Have you ever been challenged to "put your money where your mouth is"? That happened to me in 1964 in the most unlikely of places a movie theater.
I went with some friends to see Judgment at Nuremberg. In one scene the American judge asks his German housekeeper what it was like to live under Nazism. She replies very defensively: "We didn't know...We are not political... We are just little people." All at once I thought of racial segregation in America. Yes, I had spoken out against it in the safety of a college classroom. But just a few days earlier I had been challenged to do more.
A recruiter for Freedom Summer spoke at the Northwest Conference of United Campus Christian Fellowship. I was attending as a delegate, representing Pacific University. All weekend I had been very vocal about the necessity of ACTING on Christian principles, not just talking about them.
Now this man was giving my own words a new meaning. At first he told about enabling all adult citizens of Mississippi to vote, regardless of color. That meant teaching black people to answer purposely difficult questions about the state constitution. (The same questions were not asked of white applicants.)
"That lets ME out," I thought with some relief. I had only the barest knowledge of my own state's constitution. I'd look like a fool trying to teach anyone else's. Then the recruiter told about Freedom Schools and community centers. "If adults come to voting classes and teen-agers come to the Freedom School, someone will have to look after the younger children." He went on to explain how this was to be not merely babysitting" but a real learning experience. As he elaborated, describing exactly the type of activities I had been doing with children for years, I felt my comfortable excuse crumbling out from under me like a badly warped stepladder.

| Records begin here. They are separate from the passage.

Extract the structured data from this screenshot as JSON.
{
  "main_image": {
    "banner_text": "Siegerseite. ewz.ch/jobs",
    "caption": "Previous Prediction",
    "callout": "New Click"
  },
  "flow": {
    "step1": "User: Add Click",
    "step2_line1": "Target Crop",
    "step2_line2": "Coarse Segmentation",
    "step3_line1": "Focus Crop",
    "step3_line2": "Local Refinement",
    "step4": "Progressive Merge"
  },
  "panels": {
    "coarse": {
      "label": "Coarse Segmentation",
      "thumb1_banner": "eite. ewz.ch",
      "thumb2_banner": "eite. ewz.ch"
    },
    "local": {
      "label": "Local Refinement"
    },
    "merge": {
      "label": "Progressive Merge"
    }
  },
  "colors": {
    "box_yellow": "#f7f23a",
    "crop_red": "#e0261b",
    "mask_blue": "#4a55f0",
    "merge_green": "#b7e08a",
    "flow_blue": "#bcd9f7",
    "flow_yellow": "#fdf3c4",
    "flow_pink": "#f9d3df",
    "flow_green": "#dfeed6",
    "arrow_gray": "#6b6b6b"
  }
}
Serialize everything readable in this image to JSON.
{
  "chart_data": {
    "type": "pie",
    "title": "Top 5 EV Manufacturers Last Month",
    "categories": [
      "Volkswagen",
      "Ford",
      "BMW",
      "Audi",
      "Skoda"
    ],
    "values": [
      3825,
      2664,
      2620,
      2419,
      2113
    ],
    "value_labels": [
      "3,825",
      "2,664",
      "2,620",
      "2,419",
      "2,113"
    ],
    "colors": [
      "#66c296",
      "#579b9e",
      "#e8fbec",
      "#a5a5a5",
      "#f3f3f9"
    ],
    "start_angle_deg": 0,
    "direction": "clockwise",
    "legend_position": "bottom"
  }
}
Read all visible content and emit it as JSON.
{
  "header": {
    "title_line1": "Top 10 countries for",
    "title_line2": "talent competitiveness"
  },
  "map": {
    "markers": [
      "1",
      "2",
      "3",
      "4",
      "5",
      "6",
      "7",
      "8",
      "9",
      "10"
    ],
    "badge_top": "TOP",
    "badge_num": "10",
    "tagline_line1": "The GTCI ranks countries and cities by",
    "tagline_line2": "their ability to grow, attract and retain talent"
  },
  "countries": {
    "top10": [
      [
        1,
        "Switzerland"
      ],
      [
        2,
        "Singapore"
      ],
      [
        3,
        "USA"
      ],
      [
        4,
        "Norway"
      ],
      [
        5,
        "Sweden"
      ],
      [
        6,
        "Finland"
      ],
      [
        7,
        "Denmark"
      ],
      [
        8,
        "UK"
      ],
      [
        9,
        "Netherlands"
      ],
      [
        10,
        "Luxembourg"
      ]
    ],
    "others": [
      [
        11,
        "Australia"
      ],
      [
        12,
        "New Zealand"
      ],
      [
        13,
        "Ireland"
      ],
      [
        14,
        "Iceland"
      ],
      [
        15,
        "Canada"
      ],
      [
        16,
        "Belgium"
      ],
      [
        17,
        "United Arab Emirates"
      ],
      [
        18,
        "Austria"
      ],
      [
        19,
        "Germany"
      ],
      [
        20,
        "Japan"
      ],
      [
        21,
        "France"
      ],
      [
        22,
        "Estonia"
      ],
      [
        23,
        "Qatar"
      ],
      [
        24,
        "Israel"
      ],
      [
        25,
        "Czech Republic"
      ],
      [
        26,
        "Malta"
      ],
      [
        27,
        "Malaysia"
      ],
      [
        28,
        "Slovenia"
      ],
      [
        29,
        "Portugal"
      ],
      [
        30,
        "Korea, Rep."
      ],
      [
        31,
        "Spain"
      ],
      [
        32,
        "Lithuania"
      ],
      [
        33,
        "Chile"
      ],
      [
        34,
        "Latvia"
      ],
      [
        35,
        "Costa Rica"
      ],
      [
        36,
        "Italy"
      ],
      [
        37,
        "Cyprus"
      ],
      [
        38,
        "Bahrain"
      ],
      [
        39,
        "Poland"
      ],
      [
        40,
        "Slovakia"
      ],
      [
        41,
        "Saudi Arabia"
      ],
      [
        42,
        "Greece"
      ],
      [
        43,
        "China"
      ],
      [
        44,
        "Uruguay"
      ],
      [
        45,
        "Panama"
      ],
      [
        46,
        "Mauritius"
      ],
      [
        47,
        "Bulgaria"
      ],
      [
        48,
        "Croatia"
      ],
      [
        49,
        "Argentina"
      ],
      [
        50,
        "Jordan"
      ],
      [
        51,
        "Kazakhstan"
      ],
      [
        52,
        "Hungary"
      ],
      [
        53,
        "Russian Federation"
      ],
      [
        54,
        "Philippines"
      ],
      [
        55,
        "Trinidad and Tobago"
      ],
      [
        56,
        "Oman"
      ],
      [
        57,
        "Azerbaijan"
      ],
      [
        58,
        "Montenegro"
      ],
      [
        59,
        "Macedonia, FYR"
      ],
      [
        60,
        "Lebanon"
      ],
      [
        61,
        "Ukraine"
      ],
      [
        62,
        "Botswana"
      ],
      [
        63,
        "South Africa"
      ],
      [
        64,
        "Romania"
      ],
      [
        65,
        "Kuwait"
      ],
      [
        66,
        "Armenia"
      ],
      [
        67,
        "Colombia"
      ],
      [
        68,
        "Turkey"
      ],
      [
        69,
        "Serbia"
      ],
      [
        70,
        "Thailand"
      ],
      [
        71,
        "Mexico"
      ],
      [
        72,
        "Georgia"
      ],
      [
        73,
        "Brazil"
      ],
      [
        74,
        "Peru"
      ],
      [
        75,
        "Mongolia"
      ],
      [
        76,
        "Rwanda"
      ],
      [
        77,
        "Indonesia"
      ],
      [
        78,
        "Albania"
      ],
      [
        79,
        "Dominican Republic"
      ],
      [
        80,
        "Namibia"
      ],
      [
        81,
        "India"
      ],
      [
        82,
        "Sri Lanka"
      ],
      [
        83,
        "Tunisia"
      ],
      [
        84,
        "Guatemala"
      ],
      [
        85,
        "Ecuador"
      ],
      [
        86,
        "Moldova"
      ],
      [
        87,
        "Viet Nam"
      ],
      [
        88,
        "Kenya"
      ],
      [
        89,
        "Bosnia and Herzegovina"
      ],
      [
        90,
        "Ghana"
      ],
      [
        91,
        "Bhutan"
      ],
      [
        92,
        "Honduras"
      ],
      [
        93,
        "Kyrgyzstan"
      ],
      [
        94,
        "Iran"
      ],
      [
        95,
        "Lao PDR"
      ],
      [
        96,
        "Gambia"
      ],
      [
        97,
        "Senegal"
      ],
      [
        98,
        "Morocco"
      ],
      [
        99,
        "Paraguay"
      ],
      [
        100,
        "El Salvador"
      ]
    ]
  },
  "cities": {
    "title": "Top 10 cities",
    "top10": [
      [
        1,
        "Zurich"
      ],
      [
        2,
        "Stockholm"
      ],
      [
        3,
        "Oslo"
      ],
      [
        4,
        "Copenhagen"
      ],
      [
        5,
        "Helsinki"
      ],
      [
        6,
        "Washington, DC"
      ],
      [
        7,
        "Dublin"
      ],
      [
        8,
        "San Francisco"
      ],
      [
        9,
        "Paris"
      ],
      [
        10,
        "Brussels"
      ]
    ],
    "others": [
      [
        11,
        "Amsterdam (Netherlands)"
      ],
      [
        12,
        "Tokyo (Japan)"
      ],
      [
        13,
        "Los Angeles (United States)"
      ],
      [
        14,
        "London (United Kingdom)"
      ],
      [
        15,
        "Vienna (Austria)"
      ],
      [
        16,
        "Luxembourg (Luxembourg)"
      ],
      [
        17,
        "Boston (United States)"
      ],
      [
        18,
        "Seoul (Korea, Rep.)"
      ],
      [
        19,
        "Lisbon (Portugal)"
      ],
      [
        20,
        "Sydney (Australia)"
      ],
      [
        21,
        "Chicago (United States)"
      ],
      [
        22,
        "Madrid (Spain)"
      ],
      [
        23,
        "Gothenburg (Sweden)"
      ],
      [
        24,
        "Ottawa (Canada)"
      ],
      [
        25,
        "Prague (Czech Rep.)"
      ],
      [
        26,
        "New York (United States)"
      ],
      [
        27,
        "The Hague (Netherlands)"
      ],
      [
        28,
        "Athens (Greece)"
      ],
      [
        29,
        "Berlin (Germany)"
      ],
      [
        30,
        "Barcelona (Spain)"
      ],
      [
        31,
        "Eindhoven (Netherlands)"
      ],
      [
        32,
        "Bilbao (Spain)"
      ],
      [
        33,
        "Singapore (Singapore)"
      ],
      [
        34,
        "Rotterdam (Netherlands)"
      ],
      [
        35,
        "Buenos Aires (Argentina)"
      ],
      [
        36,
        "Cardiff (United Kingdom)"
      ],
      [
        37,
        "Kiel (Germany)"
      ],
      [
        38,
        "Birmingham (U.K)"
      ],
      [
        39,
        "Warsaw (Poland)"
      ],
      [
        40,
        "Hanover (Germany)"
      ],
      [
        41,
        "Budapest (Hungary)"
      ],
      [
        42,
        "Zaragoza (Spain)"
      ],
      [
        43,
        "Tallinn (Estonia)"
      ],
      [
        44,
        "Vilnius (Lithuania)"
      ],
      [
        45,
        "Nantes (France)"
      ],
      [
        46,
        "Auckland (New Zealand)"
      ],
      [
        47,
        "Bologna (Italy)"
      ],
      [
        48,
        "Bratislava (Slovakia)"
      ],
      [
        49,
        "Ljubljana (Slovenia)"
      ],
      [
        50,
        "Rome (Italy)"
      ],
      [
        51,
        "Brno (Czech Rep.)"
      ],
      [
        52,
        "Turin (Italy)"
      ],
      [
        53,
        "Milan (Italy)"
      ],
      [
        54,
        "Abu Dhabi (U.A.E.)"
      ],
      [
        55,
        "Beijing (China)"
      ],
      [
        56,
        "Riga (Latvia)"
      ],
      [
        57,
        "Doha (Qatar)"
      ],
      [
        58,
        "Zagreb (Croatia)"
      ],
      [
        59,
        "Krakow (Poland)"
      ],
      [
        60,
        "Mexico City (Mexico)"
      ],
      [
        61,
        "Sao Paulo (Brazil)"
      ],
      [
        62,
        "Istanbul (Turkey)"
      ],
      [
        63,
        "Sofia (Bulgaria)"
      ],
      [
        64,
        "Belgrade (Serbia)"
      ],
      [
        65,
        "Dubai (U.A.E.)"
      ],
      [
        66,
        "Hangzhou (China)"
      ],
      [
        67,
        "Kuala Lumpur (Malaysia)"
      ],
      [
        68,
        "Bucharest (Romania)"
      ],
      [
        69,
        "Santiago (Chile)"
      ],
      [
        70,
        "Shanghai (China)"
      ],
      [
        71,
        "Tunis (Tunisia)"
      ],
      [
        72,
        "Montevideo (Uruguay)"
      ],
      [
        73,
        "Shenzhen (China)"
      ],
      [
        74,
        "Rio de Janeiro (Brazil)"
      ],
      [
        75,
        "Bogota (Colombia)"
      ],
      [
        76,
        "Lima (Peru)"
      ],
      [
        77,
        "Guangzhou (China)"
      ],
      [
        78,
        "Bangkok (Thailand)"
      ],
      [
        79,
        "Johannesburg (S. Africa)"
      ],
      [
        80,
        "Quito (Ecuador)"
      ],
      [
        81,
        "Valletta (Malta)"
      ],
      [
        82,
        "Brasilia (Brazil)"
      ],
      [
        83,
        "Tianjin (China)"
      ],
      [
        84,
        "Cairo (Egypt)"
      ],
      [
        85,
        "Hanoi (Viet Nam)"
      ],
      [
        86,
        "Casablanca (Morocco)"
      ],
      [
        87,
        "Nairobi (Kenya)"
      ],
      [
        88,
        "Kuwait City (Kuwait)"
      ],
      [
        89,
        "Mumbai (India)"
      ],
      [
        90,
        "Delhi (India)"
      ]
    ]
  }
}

After the presentation, I picked up an application form and filled it out. While I was still dithering about whether to mail it or not, I saw Judgment at Nuremberg.
Sending the application was an act of faith; I had no idea how I would proceed if I were accepted. Traveling to Oxford, Ohio, a place of which I had never heard, was another. It involved an arduous bus trip five nights and four days, including one night In a bus station. I was alone until transferring to a local bus in a small town in Indiana. There I met a few other volunteers on their way to Oxford.
The training sessions at Western College for Women made me feel like a kindergartner thrust into the sixth grade. I could define "participatory democracy" for a test but I never had written to a Congressman, much less taken part in a demonstration. I didn't even know the songs.
The first morning we learned that three of our men were missing in Neshoba County. Not mincing words, Bob Moses informed us that when people disappeared at night in Mississippi, "missing" meant "dead." The same thing could happen to any one of us.
Yet at no time did I doubt I should be there. Sometimes I wondered why; often I wondered what I would do and how on earth I could possibly be useful; but never did I use the question word "IF." It did not occur to me I might have made a mistake in coming. I KNEW I was meant to be exactly where I was. That is faith. In my case, it led to a unique type of activism.
There is a saying, "God doesn't call the qualified; He qualifies the called." I discovered the truth of that during training. By the end of the week I felt a part of the group. I even helped with a drama workshop.
Many times in the years since Mississippi I have caught myself thinking, "I can't do this!" only to find out that I can. Not everyone can do the same things and how boring it would be if we did! But everyone can do something. God planned it that way.